Pada aspek hilir, literasi digital masyarakat tetap memegang peranan vital karena permintaan pasar yang tinggi memicu munculnya pasokan produk judi baru. Penanganan masalah ini harus dilakukan secara komprehensif dari berbagai sisi.
"Oleh sebab itu, penanganan judi daring harus dipahami sebagai kombinasi antara penegakan hukum, penguatan keamanan siber nasional, pengawasan finansial, dan pembangunan ketahanan sosial masyarakat terhadap adiksi digital," tandasnya.

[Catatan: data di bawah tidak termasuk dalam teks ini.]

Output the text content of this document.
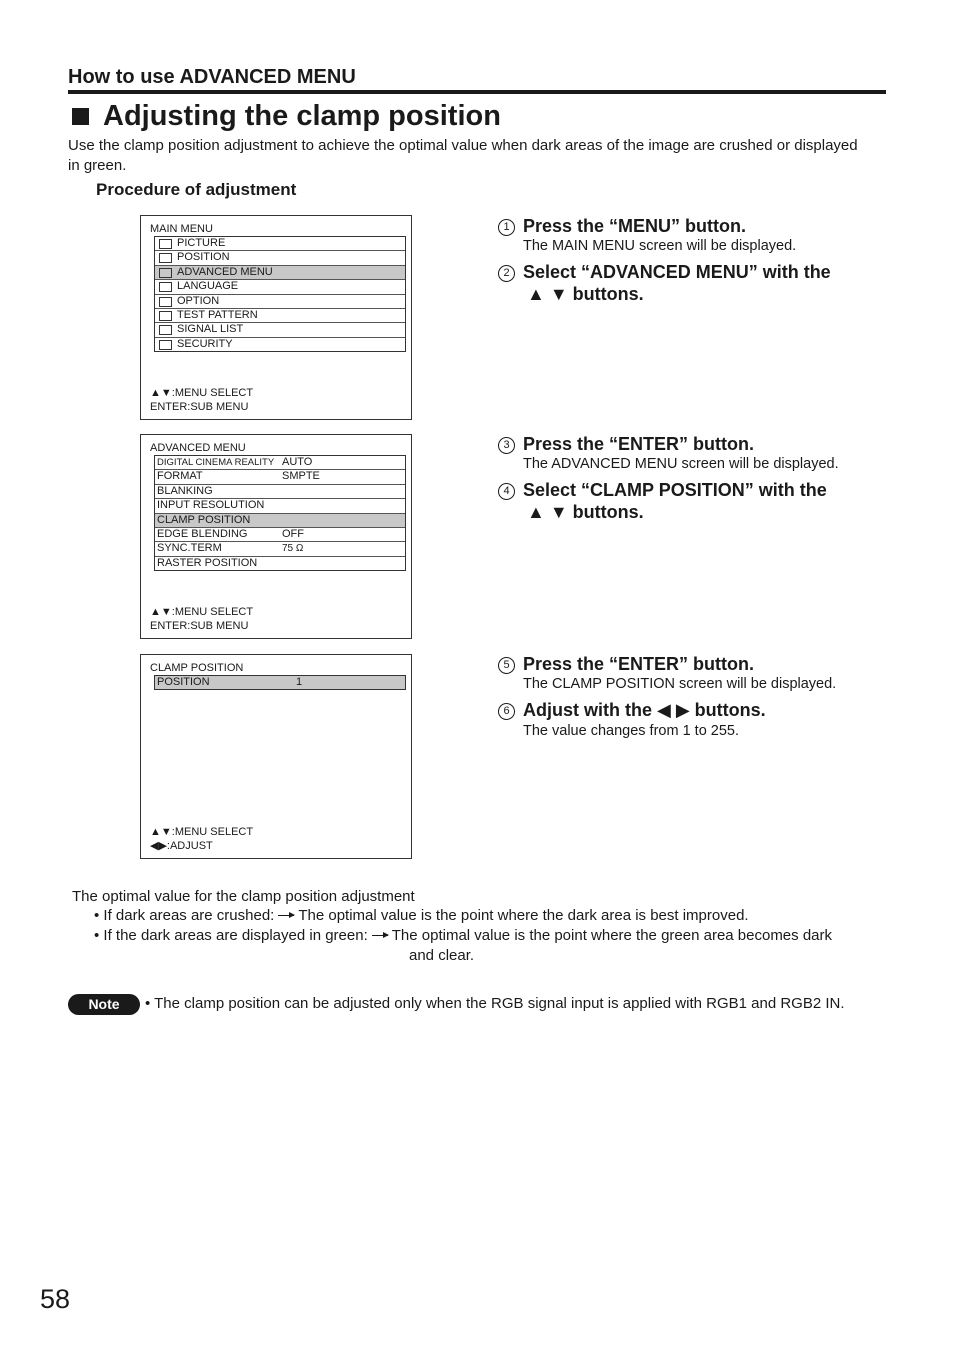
How to use ADVANCED MENU
Adjusting the clamp position
Use the clamp position adjustment to achieve the optimal value when dark areas of the image are crushed or displayed in green.
Procedure of adjustment
MAIN MENU
PICTURE
POSITION
ADVANCED MENU
LANGUAGE
OPTION
TEST PATTERN
SIGNAL LIST
SECURITY
▲▼:MENU SELECT
ENTER:SUB MENU
ADVANCED MENU
DIGITAL CINEMA REALITY AUTO
FORMAT	SMPTE
BLANKING
INPUT RESOLUTION
CLAMP POSITION
EDGE BLENDING	OFF
SYNC.TERM	75 Ω
RASTER POSITION
▲▼:MENU SELECT
ENTER:SUB MENU
CLAMP POSITION
POSITION	1
▲▼:MENU SELECT
◀▶:ADJUST
1 Press the “MENU” button.
The MAIN MENU screen will be displayed.
2 Select “ADVANCED MENU” with the
▲ ▼ buttons.
3 Press the “ENTER” button.
The ADVANCED MENU screen will be displayed.
4 Select “CLAMP POSITION” with the
▲ ▼ buttons.
5 Press the “ENTER” button.
The CLAMP POSITION screen will be displayed.
6 Adjust with the ◀ ▶ buttons.
The value changes from 1 to 255.
The optimal value for the clamp position adjustment
• If dark areas are crushed: The optimal value is the point where the dark area is best improved.
• If the dark areas are displayed in green: The optimal value is the point where the green area becomes dark
and clear.
Note	• The clamp position can be adjusted only when the RGB signal input is applied with RGB1 and RGB2 IN.
58
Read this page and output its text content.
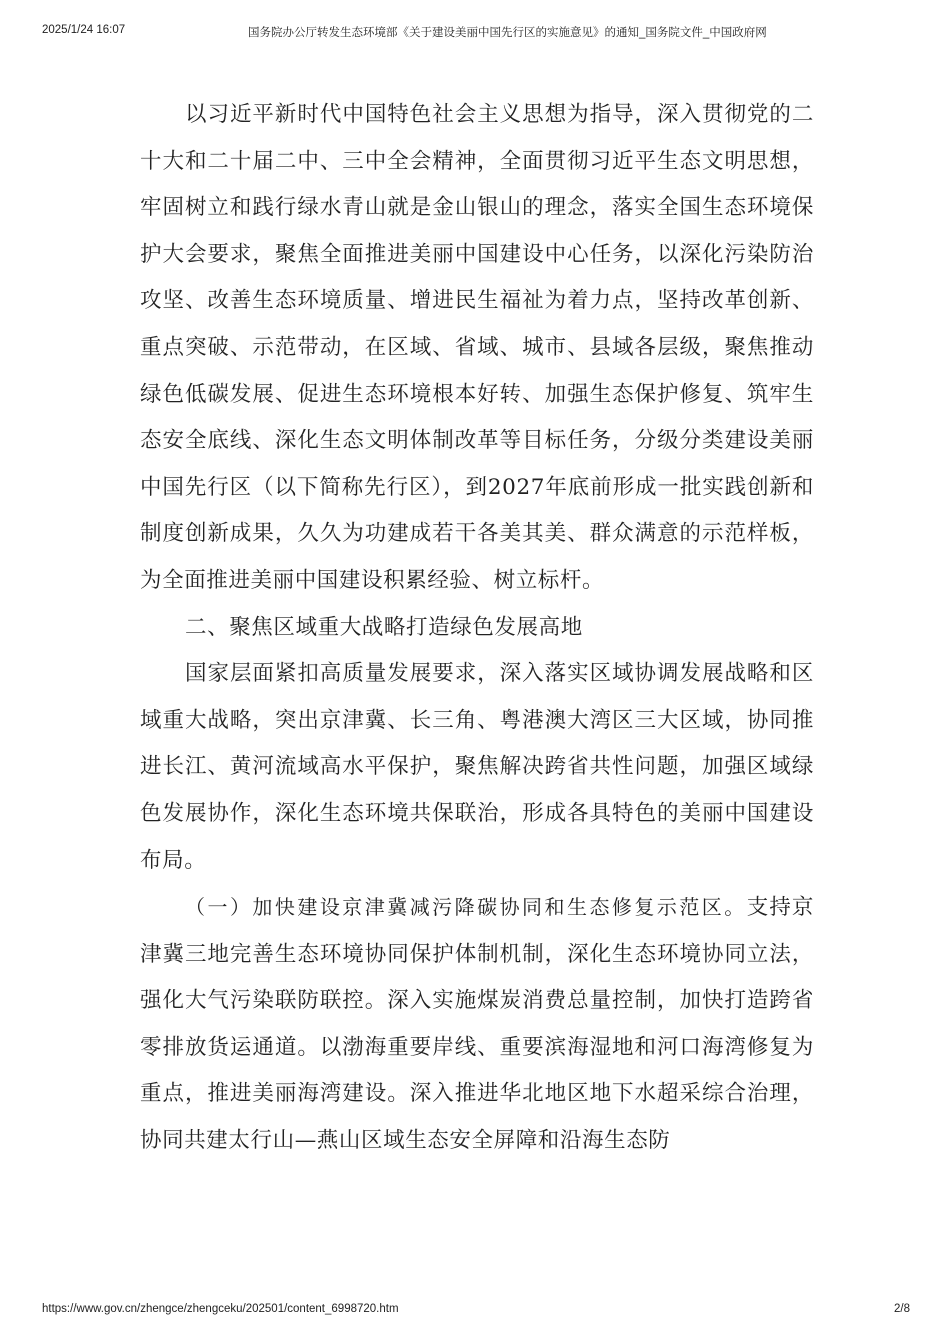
2025/1/24 16:07	国务院办公厅转发生态环境部《关于建设美丽中国先行区的实施意见》的通知_国务院文件_中国政府网

以习近平新时代中国特色社会主义思想为指导，深入贯彻党的二十大和二十届二中、三中全会精神，全面贯彻习近平生态文明思想，牢固树立和践行绿水青山就是金山银山的理念，落实全国生态环境保护大会要求，聚焦全面推进美丽中国建设中心任务，以深化污染防治攻坚、改善生态环境质量、增进民生福祉为着力点，坚持改革创新、重点突破、示范带动，在区域、省域、城市、县域各层级，聚焦推动绿色低碳发展、促进生态环境根本好转、加强生态保护修复、筑牢生态安全底线、深化生态文明体制改革等目标任务，分级分类建设美丽中国先行区（以下简称先行区），到2027年底前形成一批实践创新和制度创新成果，久久为功建成若干各美其美、群众满意的示范样板，为全面推进美丽中国建设积累经验、树立标杆。

二、聚焦区域重大战略打造绿色发展高地

国家层面紧扣高质量发展要求，深入落实区域协调发展战略和区域重大战略，突出京津冀、长三角、粤港澳大湾区三大区域，协同推进长江、黄河流域高水平保护，聚焦解决跨省共性问题，加强区域绿色发展协作，深化生态环境共保联治，形成各具特色的美丽中国建设布局。

（一）加快建设京津冀减污降碳协同和生态修复示范区。支持京津冀三地完善生态环境协同保护体制机制，深化生态环境协同立法，强化大气污染联防联控。深入实施煤炭消费总量控制，加快打造跨省零排放货运通道。以渤海重要岸线、重要滨海湿地和河口海湾修复为重点，推进美丽海湾建设。深入推进华北地区地下水超采综合治理，协同共建太行山—燕山区域生态安全屏障和沿海生态防

https://www.gov.cn/zhengce/zhengceku/202501/content_6998720.htm	2/8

Berdasarkan data kepolisian, dari 320 WNA yang ditangkap, mayoritas merupakan warga Vietnam sebanyak 228 orang, diikuti 57 warga China, 13 warga Myanmar, 11 warga Laos, lima warga Thailand, serta masing-masing tiga warga Malaysia dan Kamboja.
| Asal Negara | Jumlah Personel |
|---|---|
| Vietnam | 228 |
| China | 57 |
| Myanmar | 13 |
| Laos | 11 |
| Thailand | 5 |
| Malaysia | 3 |
| Kamboja | 3 |
Satu orang tersangka lainnya yang berstatus Warga Negara Indonesia (WNI) saat ini sedang menjalani proses pemeriksaan lebih lanjut di Bareskrim Polri.